Empat Tokoh Inspiratif Seni Adat, Sosial, dan Pengajaran Bisa Penghargaan MURI

Museum Rekor-Dunia Indonesia (MURI) memberikan penghargaan untuk empat sosok inspiratif yang berhasil mengukir prestasi di bidang keahlian masing-masing, mulai dari kelompok kemanusiaan, seni adat istiadat, dan pengajaran.

Rekor pertama diberi kepada film “Before, Now, & Then (Nana)” produksi Fourcolours Film dan Titimangsa Foundation, yang disutradarai oleh Kamila Andini. Slot Waxwin Film yang dibintangi Happy Salma, Ibnu Jamil, Arswendy Beningswara Nasution, dan Laura Basuki itu, mengangkat info-info yang berhubungan dengan perempuan.

“Suatu kehormatan bagi saya, lebih-lebih ketemu lagi dengan pak Jaya Suprana (pendiri MURI), seorang amat jenius, cerdas, banyak hal menjalankan untuk Indonesia,” kata Produser Film Jais Darga, lewat keteraangan tertulis di Jakarta, Sabtu, 17 September 2022.

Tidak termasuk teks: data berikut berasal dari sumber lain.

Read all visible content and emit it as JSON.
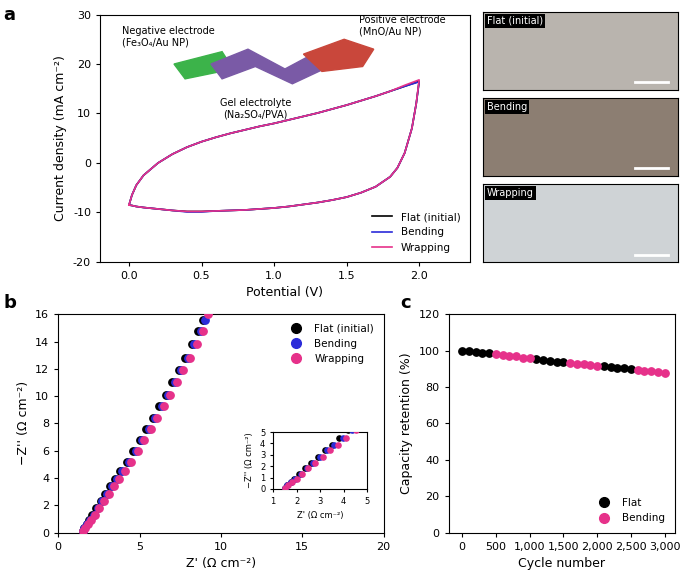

Menurut ia, Film Before, Now, & Then (Nana) yang diadaptasi dari novel roman biografi dirinya berjudul Jais Darga Namaku itu ialah kado terakhir yang dipersembahkan untuk almarhum ibundanya, rtp slot maxwin Raden Nana Sunani, yang wafat tiga tahun lalu. Kecuali itu, ia juga berharap memperlihatkan kehidupan masyarakat Sunda yang hakekatnya.

“Sebab orang Sunda sendiri terkenalnya dengan bodor-bodoran, jadi seandainya orang Sunda bertemu lebih dua orang pasti heboh. Aku berharap memperlihatkan kepada generasi muda bahwa ini lho Sunda seperti itu,” ujarnya.

Rekor kedua diberi untuk karya memasak secara daring oleh keluarga terbanyak ialah menempuh 1.245 peserta. Slot Gacor Terbaru Rekorisnya ialah Nizamia Andalusia School Jakarta.

Kemudian, rekor ketiga diberi untuk karya yang mengusung konsep wakaf aplikasi ekosistem masjid pertama yang dijalankan oleh GEW Foundation.

Sementara rekor keempat diberi untuk Rainier Wardhana Hardjanto, seorang remaja Indonesia pertama yang meluncurkan sumbangan sumbangan lewat platform NFT bagi penyandang disabilitas.

Rainier yang masih berusia 16 tahun itu semenjak tiga tahun lalu tersentuh saat memperhatikan buah hati-buah hati tuna rungu, tuna wicara, dan buah hati dengan keadaan down syndrome Daftar Slot Terpercaya Namun, mereka selalu memperlihatkan wajah senang dan berlapang dada.

Rainier malahan datang ke acara yang diadakan oleh Yayasan ISDI (Ikatan Sindroma Down indonesia) dan POTADS (Persatuan Orang Tua Kecil Dengan Down Syndrome), dalam rangka memperingati Hari Down Syndrome Dunia tahun 2019.

Ia kemudian menjadi pendiri dan penggagas NFT amal pertama di Indonesia ini malahan berdonasi sembilan lukisannya di acara bertema Lelang Amal untuk membangun Training Centre kepada buah hati-buah hati down syndrome yang diadakan di Plaza Indonesia.

“Kami bangga bertemu dengan orang-orang hebat, orang kreatif dan tangguh yang bermanfaat untuk kemajuan bangsa. Indonesia butuh orang-orang seperti yang terpilih hari ini, agar bangsa kita tak tertinggal bangsa lain,” kata Pemrakarsa Museum Rekor Indonesia Jaya Suprana.